I would never hire someone who I knew had done this
Moreover, one of the most important part people missed it Samuel is co-organizer of Python Istanbul "community" and "community" is organizing a PyCon in Istanbul too. Guess who is responsible for organizing this event and program? And you're right: Samuel. Also, every single Python community meetup arranges in his own office with his own "precious company" sponsorship. He and his woman partner found a very great way of being "friendly" to women Boğaziçi students & Turkish women developers. And they are using us for their "precious company"s PRs & marketing. Me, as a woman developer I've already quit joining their events. Guess monopoly & toxicity level in the Python community:
He ironically claimed that he only aimed to share knowledge by telling presentation in the Turkish language. However, people of the community who are interested in that level issues already have enough English to understand the original presentation. People in Turkey realized that he did these plagiarisms intentionally and willingly for own commercial purposes.
I agree with everything you said about the tension between wanting your content to be widely seen and people ripping it off as their own.
A couple of things I have always done to make it harder for people to steal my content (none is foolproof, but keeping honest people honest is worthwhile imho):
a) Don't post slide decks, convert to PDF first
b) Assert a copyright on every page
c) Include a page on "fair use" rules - when you're ok with people quoting from/copying content and when you're not
d) Watermark the pages (hard to do without making them ugly, I admit)
> people of the community who are interested in that level issues already have enough English to understand the original presentation.

I must say first that I don't intend to defend Samuel. But I must also rectify this very widespread misconception. It's easy to think that everybody wanting to learn computer science knows English well enough, simply because all such people who we meet online do. But those are minority.

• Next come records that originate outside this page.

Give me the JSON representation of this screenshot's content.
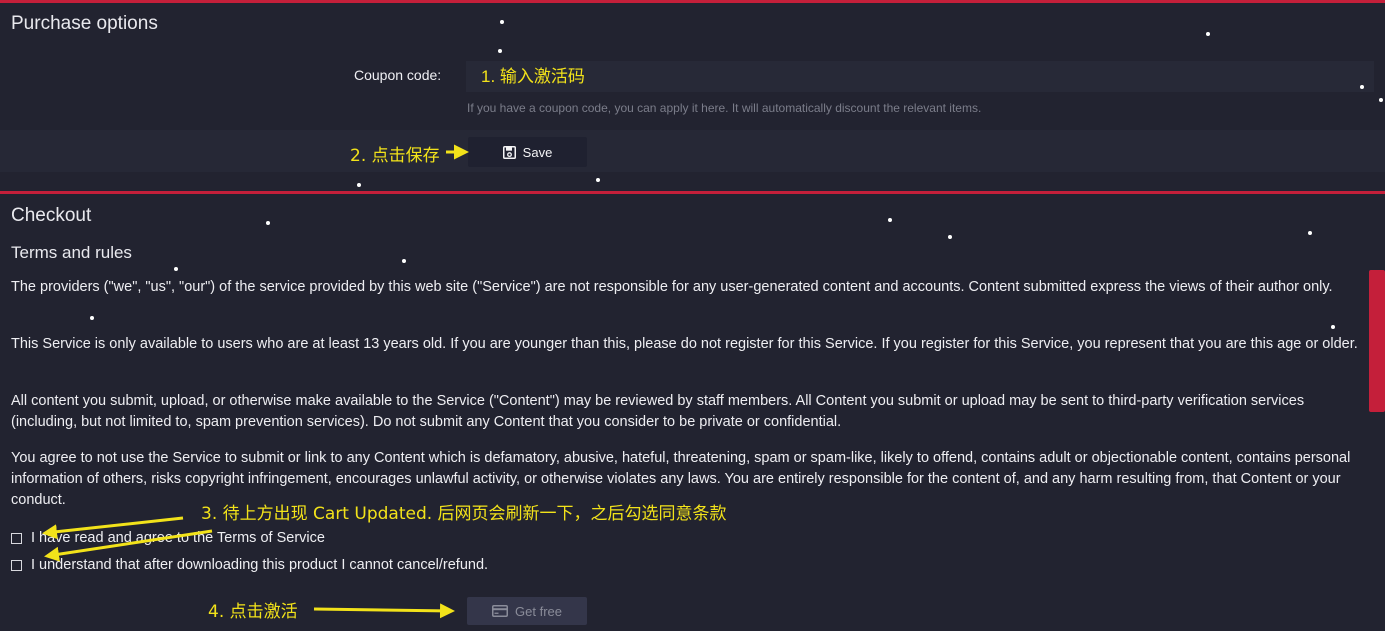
{
  "purchase": {
    "title": "Purchase options",
    "coupon_label": "Coupon code:",
    "coupon_placeholder": "1. 输入激活码",
    "coupon_help": "If you have a coupon code, you can apply it here. It will automatically discount the relevant items.",
    "save_label": "Save",
    "save_icon": "floppy-disk-icon"
  },
  "checkout": {
    "title": "Checkout",
    "terms_heading": "Terms and rules",
    "terms": [
      "The providers (\"we\", \"us\", \"our\") of the service provided by this web site (\"Service\") are not responsible for any user-generated content and accounts. Content submitted express the views of their author only.",
      "This Service is only available to users who are at least 13 years old. If you are younger than this, please do not register for this Service. If you register for this Service, you represent that you are this age or older.",
      "All content you submit, upload, or otherwise make available to the Service (\"Content\") may be reviewed by staff members. All Content you submit or upload may be sent to third-party verification services (including, but not limited to, spam prevention services). Do not submit any Content that you consider to be private or confidential.",
      "You agree to not use the Service to submit or link to any Content which is defamatory, abusive, hateful, threatening, spam or spam-like, likely to offend, contains adult or objectionable content, contains personal information of others, risks copyright infringement, encourages unlawful activity, or otherwise violates any laws. You are entirely responsible for the content of, and any harm resulting from, that Content or your conduct."
    ],
    "checkboxes": [
      {
        "label": "I have read and agree to the Terms of Service",
        "checked": false
      },
      {
        "label": "I understand that after downloading this product I cannot cancel/refund.",
        "checked": false
      }
    ],
    "get_free_label": "Get free",
    "get_free_icon": "credit-card-icon"
  },
  "annotations": {
    "step2": "2. 点击保存",
    "step3": "3. 待上方出现 Cart Updated. 后网页会刷新一下，之后勾选同意条款",
    "step4": "4. 点击激活"
  },
  "colors": {
    "background": "#222330",
    "accent": "#c41f3a",
    "annotation": "#f2e21a",
    "help_text": "#7b7d8a"
  }
}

There are many young people who have some English skills in order to survive in this world, but the level of understanding is far, far away from their native language, and definitely not adequate for learning hard technical concepts. Not everybody wants to learn from a book/presentation/whatever in English.

So, in that particular sentence, Samuel actually might be right. Of course, that doesn't make him right morally.
I feel like I'd have more sympathy for the "making this talk available to people who don't know English" angle if they actually translated the slides instead of presenting them as-is, in English.
The biggest barrier to me presenting talks like this to my local community is the time it takes to write them. So people being willing to let me present their stuff would be really helpful for local skillbuilding and community building. But of course there has to be rock solid attribution.
Lokesh Rajendran 10:21 AM on 3 Mar 2020
I see that the community in the general benefits from your presentations and talks. Very informative. However, it is disappointing to notice people don't give proper attribution. Your guidelines are clear. I have a suggestion. How about releasing your presentations under a Creative Commons License? This would help the community in understanding that you are open to share and allow re-use of your presentations, but under certain conditions. For example, this talk could be under the license CC-BY-SA-NC.